Côte d’Ivoire: comment l’avenir des diplomates de carrière est compromis

Côte d’Ivoire: comment l’avenir des diplomates de carrière est compromis

Marcel Amon Tanoh, ministre des Affaires étrangères. Ph.Dr

Les diplomates de carrière de Côte d’Ivoire, formés à grands frais dans les prestigieuses Universités et Écoles nationales d’administration (Abidjan, Paris) et qui sont appelés à animer notre diplomatie rencontre de nombreuses difficultés liées notamment au manque de lisibilité dans leur profil de carrière.
Depuis la crise post-électorale de 2011, aucun Diplomate de carrière n’a été nommé au grade d’Ambassadeur. La plupart des Diplomates surtout les ministres plénipotentiaires, qui sont en droit d’attendre cette promotion comme couronnement de leur carrière trentenaire sont partis ou entrain de partir à la retraite sans avoir eu ce privilège de servir à ce niveau de responsabilités.

Comment expliquer cette situation pénalisante pour les Diplomates de carrière ?
D’abord il faut rappeler que les nominations d’Ambassadeurs intervenues en 2011 dans la foulée de la crise post-électorale n’ont pris en compte que quatre (04) diplomates de carrière (pas forcément les plus méritants et les plus anciens) alors qu’une douzaine de carriéristes était apte à accéder à la fonction. Ces nominations n’ont eu pour seul critère que la politique.
Des jeunes à peine sortis de l’Ecole nationale d’Administration ont été nommés à cette haute fonction pendant que les anciens étaient proprement ignorés. Les autres Ambassadeurs de cette vague de 2011 venaient d’autres administrations (médecins, administrateurs de services financiers, administrateurs civils, Hommes d’affaires, anciens ministres, Hommes politiques etc.)
C’est le lieu de rappeler à tous que la diplomatie est un métier et comme tel, il s’apprend comme tous les autres métiers. Nommer des ambassadeurs issus de tous les corps de métiers n’est pas forcément profitable à la diplomatie Ivoirienne. C’est la porte ouverte à l’improvisation et à l’à peu près.
Ces nombreuses interférences nuisent énormément aux diplomates de formation et mettent en péril leur profil de carrière, car les obligeant à évoluer dans de seconds rôles dans leur propre ministère malgré leurs expériences et qualifications.
L’autre goulot d’étranglement concerne le mouvement d’affectation des ambassadeurs dont la périodicité n’est pas connue car n’étant réglementé par aucun texte.
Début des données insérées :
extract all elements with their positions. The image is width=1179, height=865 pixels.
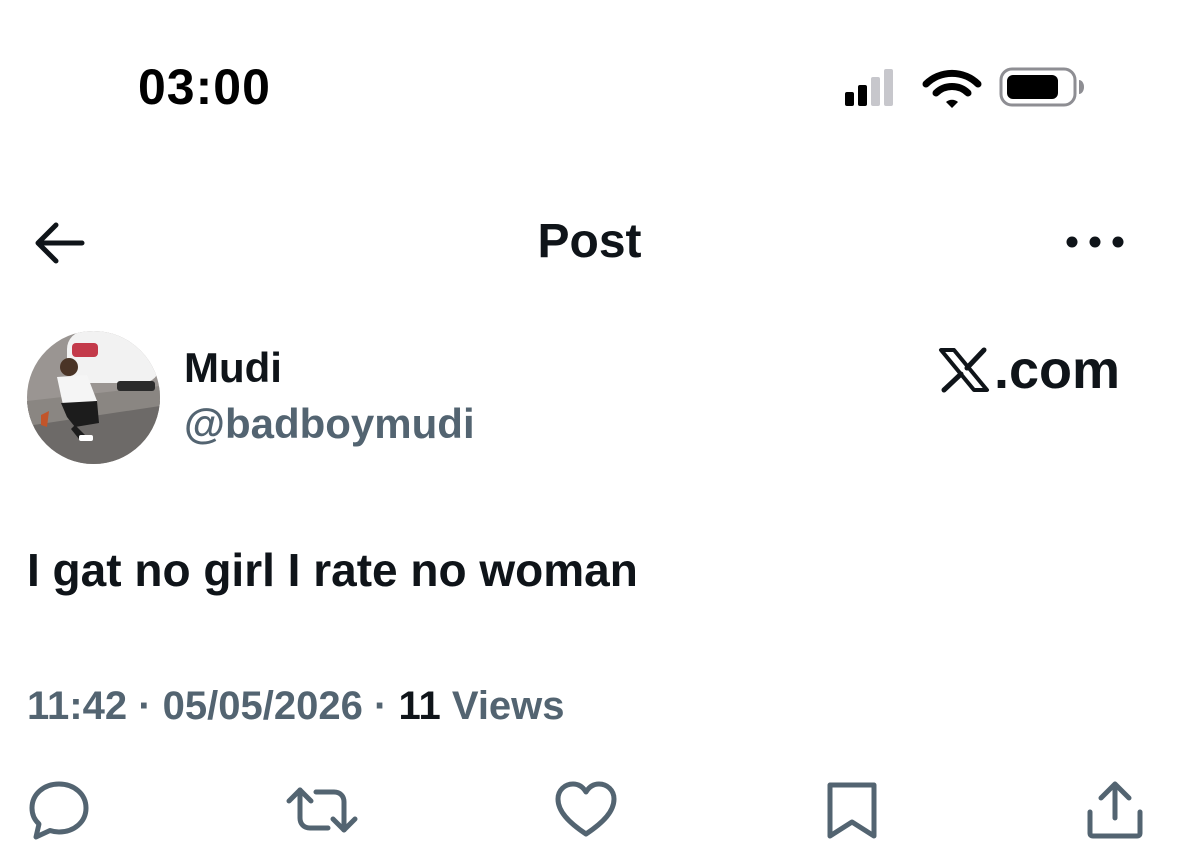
repost-icon bbox=[286, 787, 358, 833]
post-text: I gat no girl I rate no woman bbox=[27, 544, 638, 596]
like-button[interactable] bbox=[553, 778, 623, 842]
heart-icon bbox=[555, 781, 617, 837]
bookmark-button[interactable] bbox=[822, 778, 892, 842]
battery-icon bbox=[999, 67, 1084, 107]
views-label[interactable]: Views bbox=[452, 684, 565, 728]
wifi-icon bbox=[922, 69, 982, 108]
status-bar-icons bbox=[840, 66, 1090, 110]
x-logo-icon bbox=[939, 347, 989, 393]
post-date[interactable]: 05/05/2026 bbox=[163, 684, 363, 728]
meta-separator: · bbox=[374, 684, 399, 728]
x-com-label: .com bbox=[994, 340, 1121, 400]
share-icon bbox=[1087, 781, 1143, 839]
more-options-button[interactable] bbox=[1062, 226, 1132, 258]
status-bar-time: 03:00 bbox=[138, 59, 271, 115]
bookmark-icon bbox=[827, 782, 877, 839]
page-title: Post bbox=[537, 215, 642, 268]
post-time[interactable]: 11:42 bbox=[27, 684, 127, 728]
reply-button[interactable] bbox=[26, 778, 96, 842]
repost-button[interactable] bbox=[286, 778, 358, 842]
x-com-watermark: .com bbox=[938, 338, 1120, 402]
share-button[interactable] bbox=[1084, 778, 1154, 842]
reply-icon bbox=[29, 781, 89, 840]
cellular-signal-icon bbox=[845, 69, 893, 106]
avatar[interactable] bbox=[27, 331, 160, 464]
author-name[interactable]: Mudi bbox=[184, 344, 282, 392]
avatar-photo bbox=[27, 331, 160, 464]
more-horizontal-icon bbox=[1066, 236, 1124, 248]
views-count[interactable]: 11 bbox=[398, 684, 440, 728]
author-handle[interactable]: @badboymudi bbox=[184, 400, 475, 448]
post-meta: 11:42 · 05/05/2026 · 11 Views bbox=[27, 684, 565, 729]
meta-separator: · bbox=[138, 684, 163, 728]
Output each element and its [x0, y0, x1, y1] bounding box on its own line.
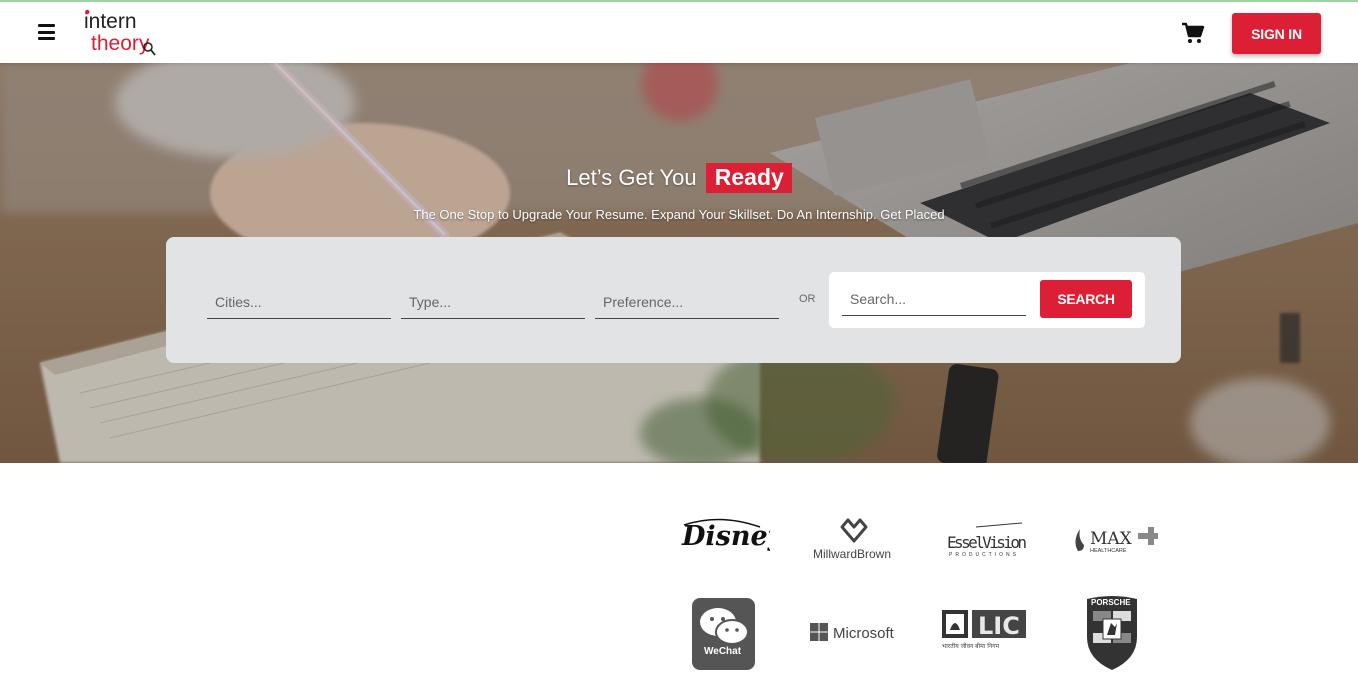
hero-title: Let’s Get You Ready: [0, 163, 1358, 193]
disney-logo: Disney: [680, 513, 786, 568]
cart-icon[interactable]: [1181, 22, 1205, 44]
svg-text:MillwardBrown: MillwardBrown: [813, 547, 891, 561]
sign-in-button[interactable]: SIGN IN: [1232, 13, 1321, 54]
lic-logo: LIC भारतीय जीवन बीमा निगम: [942, 608, 1028, 657]
hero-section: Let’s Get You Ready The One Stop to Upgr…: [0, 63, 1358, 463]
svg-text:PRODUCTIONS: PRODUCTIONS: [949, 552, 1019, 558]
max-healthcare-logo: MAX HEALTHCARE: [1072, 523, 1160, 564]
preference-input[interactable]: [595, 285, 779, 319]
hamburger-menu-icon[interactable]: [38, 24, 56, 40]
hero-title-lead: Let’s Get You: [566, 165, 697, 190]
porsche-logo: PORSCHE: [1085, 593, 1139, 675]
svg-text:भारतीय जीवन बीमा निगम: भारतीय जीवन बीमा निगम: [942, 642, 999, 650]
site-header: intern theory SIGN IN: [0, 2, 1358, 63]
svg-text:MAX: MAX: [1090, 529, 1133, 549]
essel-vision-logo: EsselVision PRODUCTIONS: [946, 521, 1030, 566]
hero-title-highlight: Ready: [705, 163, 792, 193]
search-button[interactable]: SEARCH: [1040, 280, 1132, 318]
svg-text:Microsoft: Microsoft: [833, 625, 895, 642]
svg-text:PORSCHE: PORSCHE: [1091, 598, 1131, 607]
search-input[interactable]: [842, 282, 1026, 316]
wechat-logo: WeChat: [692, 598, 756, 675]
millward-brown-logo: MillwardBrown: [812, 515, 898, 570]
logo-line1: intern: [84, 10, 137, 33]
partner-logos-section: Disney MillwardBrown EsselVision PRODUCT…: [0, 463, 1358, 670]
svg-text:LIC: LIC: [978, 612, 1020, 640]
type-input[interactable]: [401, 285, 585, 319]
search-box: SEARCH: [829, 272, 1145, 328]
svg-text:WeChat: WeChat: [704, 646, 742, 657]
microsoft-logo: Microsoft: [810, 621, 902, 650]
svg-text:HEALTHCARE: HEALTHCARE: [1090, 548, 1127, 554]
or-label: OR: [799, 293, 816, 305]
svg-text:EsselVision: EsselVision: [947, 533, 1027, 552]
search-panel: OR SEARCH: [166, 237, 1181, 363]
internshala-logo[interactable]: intern theory: [84, 8, 176, 58]
logo-line2: theory: [91, 32, 150, 55]
cities-input[interactable]: [207, 285, 391, 319]
hero-subtitle: The One Stop to Upgrade Your Resume. Exp…: [413, 207, 945, 222]
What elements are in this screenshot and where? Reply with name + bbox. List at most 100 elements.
Ainsi, aucun mouvement des ambassadeurs n’a été réalisé depuis 2011 et des ambassadeurs sont maintenus en poste à l’étranger depuis plus de dix (10) ans sans discontinuer alors que la rotation dans les autres pays est de quatre (04) ou cinq (05) ans maximum. Cette pratique Ivoirienne consistant à laisser les ambassadeurs en poste à l’étranger au-delà de 10 ans en une sortie, empêche de nouvelles nominations d’ambassadeurs et bloque l’affectations des ambassadeurs en poste au Département central. Il n’y a pas meilleure façon de mettre la corporation en difficulté.
La cerise sur le gâteau, c’est le maintien en fonction et de surcroît à l’étranger, de nombreux ambassadeurs atteints par l’âge de départ à la retraite. Les rallonges successives auxquelles ils ont droit contribuent à en faire des fonctionnaires à part et laisse penser qu’ils resteront en activité à vie.

Dans ces conditions, à quel avenir pourrait rêver les jeunes diplomates Ivoiriens ?
Enfin, le statut particulier du corps diplomatique voté par l’Assemblée nationale de Côte d’Ivoire en décembre 2007, n’est que très partiellement mis en œuvre six (06) ans plus tard c’est-à-dire en 2013. Sur les neuf (09) textes qui doivent être pris pour sa mise en œuvre complète, seul celui relatif aux salaires du personnel diplomatique a été pris. Les autres attendent toujours dix (10) ans après l’adoption de la loi.
Les Diplomates attendent un geste fort des Autorités pour remettre la diplomatie sur les rails de l’émergence.